The range of wavelengths can also be calculated if we know the range of frequencies an antenna operates within, which is achieved by converting the upper and lower frequency limits to their respective wavelengths and finding the difference between them.

Frequency Range

The frequency range is the span of frequencies over which an antenna or other device is designed to operate effectively. It's important to recognize that the frequency range is directly tied to an antenna's capacity to handle different wavelengths. This range encompasses all the frequencies an antenna is capable of transmitting or receiving.

To calculate the bounds of this frequency range, you simply subtract the lower frequency limit from the upper frequency limit. For example, an antenna designed to operate between $4.98\mathrm{GHz}$ and $5.02\mathrm{GHz}$ effectively covers a band of $\mathrm{\Delta }f=0.04\mathrm{GHz}$.

Having a precise understanding of the frequency range enables determination of the appropriate electronic components and materials needed in the antenna design to ensure optimal performance. It is essential for engineers to match these components to specific wavelength requirements, which involves back-and-forth calculations between frequency and wavelength, utilizing the speed of light as a key element.

Speed of Light

The speed of light is a fundamental constant crucial to many calculations in physics, including those in antenna design. Denoted as $c$, the speed of light in a vacuum is approximately $3\times {10}^8$ meters per second. This constant is indispensable when transitioning between the concepts of frequency, wavelength, and speed.

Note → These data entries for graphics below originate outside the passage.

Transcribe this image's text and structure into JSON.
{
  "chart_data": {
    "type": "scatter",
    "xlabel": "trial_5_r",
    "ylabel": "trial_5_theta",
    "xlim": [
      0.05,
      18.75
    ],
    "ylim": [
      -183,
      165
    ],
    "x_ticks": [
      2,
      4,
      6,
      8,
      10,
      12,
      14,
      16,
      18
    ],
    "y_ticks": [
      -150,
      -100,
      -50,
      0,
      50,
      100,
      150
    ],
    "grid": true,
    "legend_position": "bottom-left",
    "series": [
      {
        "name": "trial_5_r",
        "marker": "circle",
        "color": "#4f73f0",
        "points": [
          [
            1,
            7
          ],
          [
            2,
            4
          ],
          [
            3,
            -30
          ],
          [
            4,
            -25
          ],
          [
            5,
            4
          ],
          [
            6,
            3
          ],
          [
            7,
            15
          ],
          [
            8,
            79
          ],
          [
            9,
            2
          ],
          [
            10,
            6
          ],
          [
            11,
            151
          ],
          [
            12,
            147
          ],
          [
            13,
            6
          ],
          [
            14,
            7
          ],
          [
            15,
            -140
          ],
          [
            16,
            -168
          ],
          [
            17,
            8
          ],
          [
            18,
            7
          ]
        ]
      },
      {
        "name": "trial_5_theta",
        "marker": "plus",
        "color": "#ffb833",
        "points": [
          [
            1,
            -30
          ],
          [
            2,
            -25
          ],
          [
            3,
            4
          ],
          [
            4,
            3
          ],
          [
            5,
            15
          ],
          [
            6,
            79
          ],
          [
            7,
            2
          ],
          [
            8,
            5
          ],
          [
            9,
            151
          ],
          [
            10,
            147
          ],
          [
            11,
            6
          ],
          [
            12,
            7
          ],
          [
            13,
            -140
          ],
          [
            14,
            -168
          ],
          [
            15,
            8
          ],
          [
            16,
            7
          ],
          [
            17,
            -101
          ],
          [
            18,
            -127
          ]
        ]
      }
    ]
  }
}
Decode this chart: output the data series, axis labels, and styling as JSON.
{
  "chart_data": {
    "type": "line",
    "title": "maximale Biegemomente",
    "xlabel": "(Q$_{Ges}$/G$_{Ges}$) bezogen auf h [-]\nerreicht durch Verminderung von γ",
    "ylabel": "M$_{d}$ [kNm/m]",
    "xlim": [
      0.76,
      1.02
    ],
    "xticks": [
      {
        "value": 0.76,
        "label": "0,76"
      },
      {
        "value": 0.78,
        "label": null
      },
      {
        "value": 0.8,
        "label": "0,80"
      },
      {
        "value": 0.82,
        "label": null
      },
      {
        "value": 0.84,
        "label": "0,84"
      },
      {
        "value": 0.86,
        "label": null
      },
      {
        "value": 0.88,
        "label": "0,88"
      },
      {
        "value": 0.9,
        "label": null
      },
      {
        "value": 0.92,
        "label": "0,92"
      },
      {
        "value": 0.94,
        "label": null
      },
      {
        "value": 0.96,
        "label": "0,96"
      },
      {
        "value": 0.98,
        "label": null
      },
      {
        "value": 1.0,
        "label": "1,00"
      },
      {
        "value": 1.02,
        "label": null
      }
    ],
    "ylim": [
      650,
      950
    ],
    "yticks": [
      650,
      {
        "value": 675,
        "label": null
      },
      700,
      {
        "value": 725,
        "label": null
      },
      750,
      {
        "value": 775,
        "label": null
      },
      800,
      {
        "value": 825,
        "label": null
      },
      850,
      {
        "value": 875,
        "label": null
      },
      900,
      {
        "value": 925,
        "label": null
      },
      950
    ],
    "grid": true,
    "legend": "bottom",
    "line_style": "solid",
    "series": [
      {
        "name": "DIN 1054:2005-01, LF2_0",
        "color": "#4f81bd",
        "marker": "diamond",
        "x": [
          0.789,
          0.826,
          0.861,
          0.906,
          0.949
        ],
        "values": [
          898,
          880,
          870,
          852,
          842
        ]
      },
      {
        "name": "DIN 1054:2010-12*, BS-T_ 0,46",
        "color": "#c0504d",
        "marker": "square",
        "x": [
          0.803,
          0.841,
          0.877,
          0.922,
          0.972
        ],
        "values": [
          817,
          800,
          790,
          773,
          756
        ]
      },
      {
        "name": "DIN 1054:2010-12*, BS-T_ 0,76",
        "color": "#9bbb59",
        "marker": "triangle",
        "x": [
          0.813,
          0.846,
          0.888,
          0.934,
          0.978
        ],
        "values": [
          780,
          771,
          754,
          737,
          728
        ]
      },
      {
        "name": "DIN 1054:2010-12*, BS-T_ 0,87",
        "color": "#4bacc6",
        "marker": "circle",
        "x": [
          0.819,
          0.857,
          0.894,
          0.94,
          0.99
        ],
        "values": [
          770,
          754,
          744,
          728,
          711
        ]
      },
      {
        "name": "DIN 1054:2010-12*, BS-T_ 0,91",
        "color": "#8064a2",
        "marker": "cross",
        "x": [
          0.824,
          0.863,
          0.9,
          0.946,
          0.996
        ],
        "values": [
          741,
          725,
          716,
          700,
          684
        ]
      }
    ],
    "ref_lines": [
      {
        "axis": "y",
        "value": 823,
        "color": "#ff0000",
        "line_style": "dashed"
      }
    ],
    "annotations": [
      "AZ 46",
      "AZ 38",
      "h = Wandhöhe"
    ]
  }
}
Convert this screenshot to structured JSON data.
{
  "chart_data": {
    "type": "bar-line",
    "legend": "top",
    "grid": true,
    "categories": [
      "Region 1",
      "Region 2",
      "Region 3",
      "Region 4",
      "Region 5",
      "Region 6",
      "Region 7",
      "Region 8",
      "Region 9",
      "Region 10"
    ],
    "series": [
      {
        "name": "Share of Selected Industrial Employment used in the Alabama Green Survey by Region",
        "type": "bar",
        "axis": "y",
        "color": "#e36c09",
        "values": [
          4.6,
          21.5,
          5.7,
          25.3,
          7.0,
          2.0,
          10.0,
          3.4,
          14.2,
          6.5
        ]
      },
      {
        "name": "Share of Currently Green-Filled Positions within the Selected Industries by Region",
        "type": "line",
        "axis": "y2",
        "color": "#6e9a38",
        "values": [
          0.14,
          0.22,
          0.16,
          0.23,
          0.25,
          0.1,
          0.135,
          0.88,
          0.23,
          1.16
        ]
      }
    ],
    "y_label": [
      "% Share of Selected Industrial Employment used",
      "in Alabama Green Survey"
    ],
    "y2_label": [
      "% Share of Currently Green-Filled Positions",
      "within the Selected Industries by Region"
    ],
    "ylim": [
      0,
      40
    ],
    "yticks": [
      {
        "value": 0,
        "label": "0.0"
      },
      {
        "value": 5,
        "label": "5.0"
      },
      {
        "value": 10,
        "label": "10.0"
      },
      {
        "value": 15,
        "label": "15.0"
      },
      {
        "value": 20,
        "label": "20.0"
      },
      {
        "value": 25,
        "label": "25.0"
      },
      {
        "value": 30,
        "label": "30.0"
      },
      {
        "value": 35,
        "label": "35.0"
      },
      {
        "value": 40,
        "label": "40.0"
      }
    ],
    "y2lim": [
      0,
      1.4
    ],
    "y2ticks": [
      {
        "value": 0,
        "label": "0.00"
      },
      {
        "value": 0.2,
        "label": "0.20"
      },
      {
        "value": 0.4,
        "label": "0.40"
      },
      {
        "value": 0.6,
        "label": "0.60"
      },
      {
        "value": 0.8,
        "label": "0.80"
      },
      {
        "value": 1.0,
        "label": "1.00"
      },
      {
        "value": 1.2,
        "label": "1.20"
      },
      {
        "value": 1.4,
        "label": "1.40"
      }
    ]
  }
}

The equation relating these three quantities is:

• $$c=\lambda \times f$$

Here, the speed of light helps to determine how fast electromagnetic waves travel through space. In practical terms, when designing an antenna, it allows for the conversion of frequency to wavelength and vice versa. This conversion is critical because different applications and broadcasting needs specify their functionality based on either factor.

In understanding why the speed of light is so significant in antenna design, consider that it helps maintain synchronization between transmitted and received signals. By ensuring that calculations incorporate this constant properly, engineers can develop precise and effective communication equipment, enabling technologies ranging from simple radio broadcasting to complex satellite communications.